Decoding the Paradox: Big Tech’s Defiance to Traditional Market Theories

Delving into a volatile market—both high-risk and high-quality stocks have experienced surges this year. This typically isn’t the norm, but there’s a logical explanation backing it.

Usually, when investors choose high-volatility stocks, thereby increasing their prices, they commonly sell their high-quality stocks. The objective is to benefit from increased earnings as the economy stages a comeback—a scenario favoring volatile stocks.

Contrarily, to shield their portfolios from economic strife, investors generally invest in high-quality stocks, sometimes by selling off the more economically sensitive and volatile ones. High-quality stocks usually exhibit a mix of steady earnings and sturdy cash reserves.

However, this year’s market dynamics don’t seem to follow this trend. Take, for instance, the Invesco S&P 500 High Beta ETF (ticker: SPHB)—a fund that handpicks the 100 most volatile stocks within the S&P 500—it has enjoyed almost a 20% increase this year. Remarkably, the Invesco S&P 500 Quality ETF (SPHQ)—which selects companies based on various parameters such as high return on equity—is nearly 13% up. The simultaneous gains of both funds is intriguing.

To make sense of this irregularity, let’s start with the high-volatility aspect. Stocks that are susceptible to economic fluctuations are climbing, stemming from the market’s confidence in an impending uplift in demand for goods and services. The underlying premise is the Federal Reserve is nearing its cycle of increasing interest rates, intended to suppress inflation by curbing demand.

Spearheading these economically sensitive stocks, Generac (GNRC), Royal Caribbean Group (RCL), Norwegian Cruise Line (NCLH), and Caesars Entertainment (CZR) have all witnessed marked increases this year. Additional stocks, including those from Big Tech, are contributing to these gains. Nvidia (NVDA), the fund’s most significant holding, almost tripled its value, indicating a rising market appetite for future profits.

The unexpected parity performance of high-quality stocks compared to high-volatility ones can be attributed to the influence of Big Tech in the quality category. As a persistently high-growth sector, Big Tech benefits from stable rates.

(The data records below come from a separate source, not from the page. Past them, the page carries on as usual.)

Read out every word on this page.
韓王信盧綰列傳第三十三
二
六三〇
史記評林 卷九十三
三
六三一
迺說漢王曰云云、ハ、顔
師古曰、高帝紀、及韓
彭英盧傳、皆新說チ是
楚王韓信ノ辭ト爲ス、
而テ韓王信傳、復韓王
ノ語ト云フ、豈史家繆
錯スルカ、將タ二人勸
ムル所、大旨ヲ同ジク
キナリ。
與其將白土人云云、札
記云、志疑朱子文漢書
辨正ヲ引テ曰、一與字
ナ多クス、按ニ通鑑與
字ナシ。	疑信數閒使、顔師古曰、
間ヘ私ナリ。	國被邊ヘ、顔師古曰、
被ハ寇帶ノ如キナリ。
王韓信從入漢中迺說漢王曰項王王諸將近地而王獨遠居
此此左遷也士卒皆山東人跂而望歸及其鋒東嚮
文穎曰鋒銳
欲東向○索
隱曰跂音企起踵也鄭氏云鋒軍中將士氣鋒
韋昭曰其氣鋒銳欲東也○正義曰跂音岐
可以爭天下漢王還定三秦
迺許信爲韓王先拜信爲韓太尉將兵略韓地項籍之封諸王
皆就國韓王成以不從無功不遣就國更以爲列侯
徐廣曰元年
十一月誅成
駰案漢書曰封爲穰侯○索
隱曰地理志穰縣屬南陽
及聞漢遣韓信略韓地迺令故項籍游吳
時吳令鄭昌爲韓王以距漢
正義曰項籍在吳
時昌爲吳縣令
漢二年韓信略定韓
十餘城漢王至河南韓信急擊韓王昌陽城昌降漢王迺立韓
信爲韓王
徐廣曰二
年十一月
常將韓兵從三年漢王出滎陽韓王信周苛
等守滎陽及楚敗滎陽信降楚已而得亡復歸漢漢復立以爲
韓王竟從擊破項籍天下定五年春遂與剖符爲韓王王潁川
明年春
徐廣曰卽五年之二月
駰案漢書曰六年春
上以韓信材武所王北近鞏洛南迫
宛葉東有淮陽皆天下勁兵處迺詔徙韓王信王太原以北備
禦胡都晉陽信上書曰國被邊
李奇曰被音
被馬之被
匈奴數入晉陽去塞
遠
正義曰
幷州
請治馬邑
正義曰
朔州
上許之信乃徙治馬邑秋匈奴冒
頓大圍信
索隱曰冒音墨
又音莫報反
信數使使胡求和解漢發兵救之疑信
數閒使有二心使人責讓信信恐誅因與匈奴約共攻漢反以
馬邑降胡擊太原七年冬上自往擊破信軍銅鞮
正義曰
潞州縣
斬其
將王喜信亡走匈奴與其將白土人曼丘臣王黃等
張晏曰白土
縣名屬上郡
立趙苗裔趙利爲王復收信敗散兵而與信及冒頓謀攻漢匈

Victor Cossel, Macro Strategist at Seaport Global Securities, explains, “When you unwind recession, and you unwind inflation, that’s why you can have beta and quality working simultaneously.”

Prominent Big Tech companies like Apple (AAPL), Microsoft (MSFT,) and Alphabet (GOOGL) have recorded significant growth this year. Collectively, these stocks account for nearly 30% of the quality fund. If this fund were equal-weighted, it would record gains under 9% for the year, which is less than half the gains of high-volatility stocks, according to Dow Jones Market Data.

Tech stocks are categorized as high-quality because, despite having their own volatile triggers, they have redeeming features, such as, Apple’s vast cash reserves and Microsoft’s impressive return on equity in 2022, which significantly trumps the S&P 500’s average.

In essence, there are times when high-volatility and high-quality stocks rally simultaneously, thereby challenging conventional market theory.